7 modules that can improve your Drupal's security
Need to make money from home
Want to earn money
болит косточка на ступне
растет шишка на большом пальце ноги
острый геморрой симптомы
Ten ways to make money
איביי בישראל
דיל אקספרס ישראל
קניית בגדים באינטרנט מסין
אייבי קניות
קניית ויאגרה
קמגרה מחיר

Everything about Web and Network Monitoring

7 modules that can improve your Drupal’s security

Top ways to make money online
Fast online money
Money doing surveys
How to make easy money fast
Need money quick
простатит геморрой
лучший антибиотик при простатите
Free surveys online for money
How we earn money online
Earn money for college
Ausbildung viel geld verdienen
Wie verdiene ich schnell geld mit 14
Geld mit eigener website verdienen
Marktforschung geld verdienen erfahrung
Schnell und leicht geld verdienen
In our previous article, 13 Handpicked WordPress Plugins for Security, we focused on the ways you can make your WordPress platform more secure. In this article we will concentrate our attention on one of the other popular blogging platforms – Drupal. We will make sure that all the important steps for securing it and its most valuable additional modules are brought to your attention.
As Drupal usually comes with the entire LAMP (Linux, Apache, MySQL, and PHP/Perl/Python) set of modules, your first step in securing your server should be to make sure that you’re using the most up-to-date and secure versions of all these solutions. The probability of a successful hacking attempt against your site drops by something like 30% just by making sure that everything that can be updated is actually up to date.
The second thing you can do is to rely only on secure communication like SSH, sFTP, FTPS, and HTTPS. You better forget about the sniffing-friendly FTP, Telnet, HTTP, and Total Commander. You should also use strong passwords and back up your content regularly.
Something else worth mentioning is that most people think that open source programs are easier to hack. Well, experience shows that’s not really true. As the source code is open for anyone to review, there are many people who report problems and suggest improvements. All bugs are privately sent to the Drupal Security Team, which investigate them and propose solutions, usually by the means of Security Advisories (SAs). You can subscribe to such SAs so you can easily install them when they become available.
After the initial hardening procedures, you can always help yourself by using some of the security modules on the drupal.org site. They are all tested by the Drupal Security Team upon uploading and they are periodically reviewed upon indications of problems. Some of the modules worth mentioning are:

• Security review – gives you a summary of results against easily made mistakes when using Drupal. It checks for database errors, failed logins, usernames used as passwords, etc.
• Login security – allows you to limit the number of unsuccessful login attempts and set a policy when the limit is reached, i.e. blocking the user’s IP permanently or temporarily. It can be set to notify the administrator when a brute forcing attack is occurring.
• Update manager (or Update Status in Drupal 6) – automatically monitors for new versions of the Drupal software and the contributed modules and themes. You can monitor the log to see what updates are available or to set notifications.
• CAPTCHA – a very popular module that can be used to make users prove they’re human before allowing them to submit a comment or anything else. Using this module, you can eliminate the risks of spam bots filling up your site with unwanted content. The module asks you to enter a pattern of masked symbols to prove you understand them.
• Content Access – allows you to set a specific view for an author or a role. It can also be used for editing/deleting permissions for each content type. It uses the ACL module for operation.
• ACL – can’t be used by itself, as it has no user interface, but it provides an API (application programming interface) for other modules to create lists of users and to allow them access to nodes.
• SpamSpan filter – its main purpose is to hide email addresses from bots that try to extract them from your website. It either uses Javascript (if enabled) or it masks the address as “something [at] something [dot] com”.
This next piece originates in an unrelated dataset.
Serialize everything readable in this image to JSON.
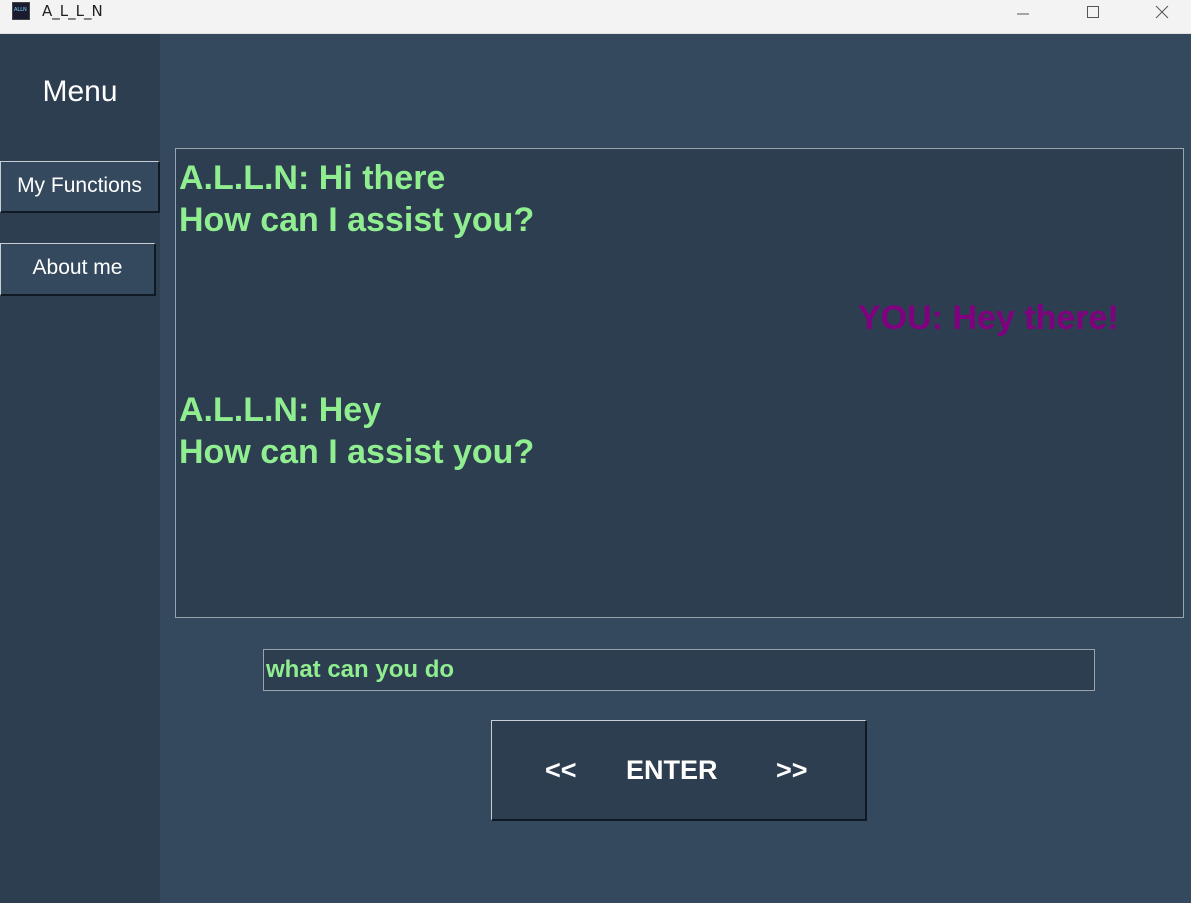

Finally, don’t forget to monitor your website’s availability. You can do that easily with Monitor.us and Monitis.

Post Tagged with , , ,

About Irina Tihova

I'm a Microsoft and CompTIA certified Security specialist with experience in networking and systems administration. I've been working for New Horizons Computer Learning Centers for quite a while as a Systems Administrator and as a Technical Trainer. I've led courses on Microsoft Windows Server systems and Microsoft Exchange Server. Currently I'm still practicing on Microsoft technologies as a consultant and I'm guest blog posting for Monitis. 
  • http://www.cygnet-infotech.com/ Hemang Rindani

    A standard developer dashboard and ability to manage multiple user roles through a secured connection makes Drupal a great CMS. Readily available security plugins in Drupal allow to create a secured connection between website and database. Provide limited user access rights to manage the content over a webpage. Use authentication tools like login Id, password, captcha etc. that decreases the threat posed by hackers. Keep the plugins and content updated.

    Thanks for the sharing the information.

  • lilit.petrosyan

    Hi Hemang,

    Thanks for a very valuable insight!